Вот и вспомнился сам собою тот последний наказ Лопушихин. Платочком слёзы утирая, кричала в оконце купе: «Как приедешь в Москву, не спеши себя людям навязывать. Без разбору помощь не подсовывай, бестолковое ярмо не надевай. Поначалу осмотрись, разведай, тихой сапой в дело складное сунься. Поближе к деньге придвинься. Кормушку сумей угадать. Не давай глазищам жадным воли. Не садись на место гнилое. Без веской причины не буйствуй. Кулак придержи в узде. И запомни самое главное: Лай Лаича, собачьего заступника, человечьего сурового укротителя надобно в столице разыскать».

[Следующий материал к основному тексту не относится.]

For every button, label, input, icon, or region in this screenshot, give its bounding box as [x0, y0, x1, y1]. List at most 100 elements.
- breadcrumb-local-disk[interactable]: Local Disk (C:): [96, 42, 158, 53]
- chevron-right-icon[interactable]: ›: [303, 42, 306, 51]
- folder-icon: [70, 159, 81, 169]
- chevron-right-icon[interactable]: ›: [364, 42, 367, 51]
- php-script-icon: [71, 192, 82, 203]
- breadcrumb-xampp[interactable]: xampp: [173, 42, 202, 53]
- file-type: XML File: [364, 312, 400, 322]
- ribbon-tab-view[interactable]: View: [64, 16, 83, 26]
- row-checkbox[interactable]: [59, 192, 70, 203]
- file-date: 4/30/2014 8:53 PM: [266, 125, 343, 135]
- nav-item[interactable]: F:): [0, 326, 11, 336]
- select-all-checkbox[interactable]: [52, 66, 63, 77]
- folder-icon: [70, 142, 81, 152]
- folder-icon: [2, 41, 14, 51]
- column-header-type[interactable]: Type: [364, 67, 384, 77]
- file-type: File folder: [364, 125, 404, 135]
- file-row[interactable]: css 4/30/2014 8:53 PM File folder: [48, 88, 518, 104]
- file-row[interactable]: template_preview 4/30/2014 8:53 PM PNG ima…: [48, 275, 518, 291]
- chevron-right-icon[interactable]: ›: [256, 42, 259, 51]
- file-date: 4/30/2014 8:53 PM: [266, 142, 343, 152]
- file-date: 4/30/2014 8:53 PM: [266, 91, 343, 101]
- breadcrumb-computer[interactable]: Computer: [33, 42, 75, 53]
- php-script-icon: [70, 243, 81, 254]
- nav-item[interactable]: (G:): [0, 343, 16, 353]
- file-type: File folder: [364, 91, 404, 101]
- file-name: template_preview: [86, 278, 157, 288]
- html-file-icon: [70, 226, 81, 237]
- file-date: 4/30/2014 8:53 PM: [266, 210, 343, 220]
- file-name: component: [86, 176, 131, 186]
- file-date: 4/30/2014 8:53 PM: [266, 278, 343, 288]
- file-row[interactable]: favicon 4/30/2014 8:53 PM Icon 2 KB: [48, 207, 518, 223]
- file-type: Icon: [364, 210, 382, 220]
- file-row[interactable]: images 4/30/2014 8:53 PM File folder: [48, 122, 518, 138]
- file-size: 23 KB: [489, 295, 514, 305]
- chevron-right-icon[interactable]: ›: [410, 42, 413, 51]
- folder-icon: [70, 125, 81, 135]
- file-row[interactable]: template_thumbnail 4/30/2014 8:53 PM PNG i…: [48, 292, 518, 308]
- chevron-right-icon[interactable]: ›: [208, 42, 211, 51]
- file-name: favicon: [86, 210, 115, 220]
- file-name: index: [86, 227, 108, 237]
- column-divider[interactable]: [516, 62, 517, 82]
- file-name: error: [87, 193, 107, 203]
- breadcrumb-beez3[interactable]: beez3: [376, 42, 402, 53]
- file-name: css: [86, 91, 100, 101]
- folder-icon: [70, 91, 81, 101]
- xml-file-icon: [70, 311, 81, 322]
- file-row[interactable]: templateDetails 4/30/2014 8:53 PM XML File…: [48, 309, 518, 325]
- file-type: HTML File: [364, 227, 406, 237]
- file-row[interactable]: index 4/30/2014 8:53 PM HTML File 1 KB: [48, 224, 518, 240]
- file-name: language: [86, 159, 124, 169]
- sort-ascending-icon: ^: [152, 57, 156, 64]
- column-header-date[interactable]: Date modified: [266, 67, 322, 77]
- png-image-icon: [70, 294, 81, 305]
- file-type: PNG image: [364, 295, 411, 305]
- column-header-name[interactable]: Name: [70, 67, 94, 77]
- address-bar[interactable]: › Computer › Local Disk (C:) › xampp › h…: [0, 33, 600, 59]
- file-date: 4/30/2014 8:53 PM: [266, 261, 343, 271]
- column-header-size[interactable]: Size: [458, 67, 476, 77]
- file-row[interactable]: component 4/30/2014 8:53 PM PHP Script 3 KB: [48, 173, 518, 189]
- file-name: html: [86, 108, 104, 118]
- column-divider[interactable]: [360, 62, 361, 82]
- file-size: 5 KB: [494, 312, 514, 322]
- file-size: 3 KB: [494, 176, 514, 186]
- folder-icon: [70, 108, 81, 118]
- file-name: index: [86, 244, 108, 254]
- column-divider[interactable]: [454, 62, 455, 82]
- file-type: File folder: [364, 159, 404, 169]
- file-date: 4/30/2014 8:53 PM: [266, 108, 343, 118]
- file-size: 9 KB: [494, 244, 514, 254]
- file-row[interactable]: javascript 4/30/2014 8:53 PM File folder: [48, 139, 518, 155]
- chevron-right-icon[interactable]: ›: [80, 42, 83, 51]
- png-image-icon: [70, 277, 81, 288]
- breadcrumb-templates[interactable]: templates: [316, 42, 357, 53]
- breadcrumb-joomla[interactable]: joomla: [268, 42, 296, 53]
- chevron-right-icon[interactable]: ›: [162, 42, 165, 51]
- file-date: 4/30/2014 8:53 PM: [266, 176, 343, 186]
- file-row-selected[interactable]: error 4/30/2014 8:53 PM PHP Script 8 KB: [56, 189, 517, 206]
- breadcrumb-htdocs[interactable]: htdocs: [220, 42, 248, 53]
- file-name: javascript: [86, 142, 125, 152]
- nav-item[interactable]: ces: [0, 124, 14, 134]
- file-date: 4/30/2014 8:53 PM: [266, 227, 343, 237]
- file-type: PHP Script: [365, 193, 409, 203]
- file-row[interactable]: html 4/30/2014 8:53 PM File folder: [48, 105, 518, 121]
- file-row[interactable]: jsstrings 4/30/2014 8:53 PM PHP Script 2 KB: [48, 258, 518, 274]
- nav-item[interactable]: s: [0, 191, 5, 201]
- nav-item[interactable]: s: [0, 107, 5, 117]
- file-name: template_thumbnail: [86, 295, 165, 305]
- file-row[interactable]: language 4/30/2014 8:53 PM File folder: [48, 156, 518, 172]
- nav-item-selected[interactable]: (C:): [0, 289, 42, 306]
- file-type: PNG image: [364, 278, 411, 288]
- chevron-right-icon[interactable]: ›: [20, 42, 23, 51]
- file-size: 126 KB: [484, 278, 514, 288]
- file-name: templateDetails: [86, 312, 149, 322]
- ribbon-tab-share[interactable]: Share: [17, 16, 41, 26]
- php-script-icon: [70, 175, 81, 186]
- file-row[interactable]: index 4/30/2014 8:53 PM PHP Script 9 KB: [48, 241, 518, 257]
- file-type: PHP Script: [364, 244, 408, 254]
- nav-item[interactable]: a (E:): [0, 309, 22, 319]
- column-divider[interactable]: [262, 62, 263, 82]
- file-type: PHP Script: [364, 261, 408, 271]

Холода в Москву Залесскую наведались. Сворой ворвались из окрестных оврагов ураганы зубастые. Первый снег обелил сединой улицы, но под утро не удержался, всё же съела его земля. Перволёдок блеснул да оплавился. А уж третий снегопад всю ночь наяривал: распушились сугробы грудастые, замело тропинки в скверах окраинных. Дрожал Лохматый в фанерном наряде. Для обогрева в ладоши хлопал, ногами плясовую притопывал, голосисто частушки весёлые в насупленное небо орал. Старался духом не падать, отчаянье своё не показывать, но уж очень худо получалось. Так и подмывало заскулить. Чувствовал: ошивается рядом Недайбог. Псина во дворах завывала. Галки на проводах качались, насылая усталость и грусть.
Резальщица салатов Катька иногда из столовой выбегала, чарку подносила для тепла. А глаза-то синие прятала, заговаривать с пельменем стеснялась. И скорей уносилась обратно, громко шлёпая заношенными тапками. Но потом с чего-то перестала, может быть, про Лопушиху разведала или у кастрюль закрутилась и пельменя угощать забросила.
После встречи с Топтыгиным, после того как признал её хоть один человек в Москве, разгулялась по столице Зима-молодица, распушилась Зина Озёрная. Из просторного рукава шубейки в небо лужёное швыряла она осколки метелей, в переулках раскидывала щедрые мотки вьюг смекалистых. Белой бабочкой-ветреницей летала над крышами, обнимала скверы центральные, осыпала снежком остановки пустынные. Повсюду искала Башляя. Но найти никак не могла. Ни на сумрачной людной окраине, ни на улицах центральных хорохористых. Ни в особняках белёных. Ни в оконцах сутулых хрущёвок никого похожего не приметила. А ведь заглядывала она не раз, не два сквозь оконце мутное в ту столовую. И Башляя-хозяина мельком видела. Но былого паренька не признала. Огрубел Башляй. Раздобрел, как боров. Старым битым волком оскалился. Закрутился, закружился, уработался. За квартиру, за дачку с баней, за машину, за прочие удобства потерял-промотал молодость. Пузо отрастил. Плешь развёл. Не слагалось из него Башляя прежнего. Был теперь он мужик стареющий. Да при том порядком жизнью потрёпанный, поистраченный, прокурившийся. И от мутных дел затосковавший.
Не узнала Зина своего ненаглядного. Кружила, металась над домами московскими. И Башляя упрямо звала. От отчаянья о десяти зеркалах сделались её крылья. Задрожал воздух осипшими колокольцами, забренчал повсюду мороз нешуточный. Снег на всех садился, повсюду валялся, никого не боялся.
Засыпало в проулке рядок бездорожников. Поспешали прохожие на прямых ногах, растянуться на тротуаре побаивались, от пельменя на морозце ядрёном отмахивались. От его частушек хриплых недовольно и гневно отнекивались. Кутались в воротники, шарфы да шапки, оглохнув и ослепнув ко всему окончательно. Только и пыхтели: «Ну и Зима!» Признали, значит, Зину горемычную. Забоялись омутницу озёрную. Стали её уважать. Ну, она на радостях раззадорилась. От несчастных поисков беглеца отвлеклась и морозы ещё сильнее затеяла.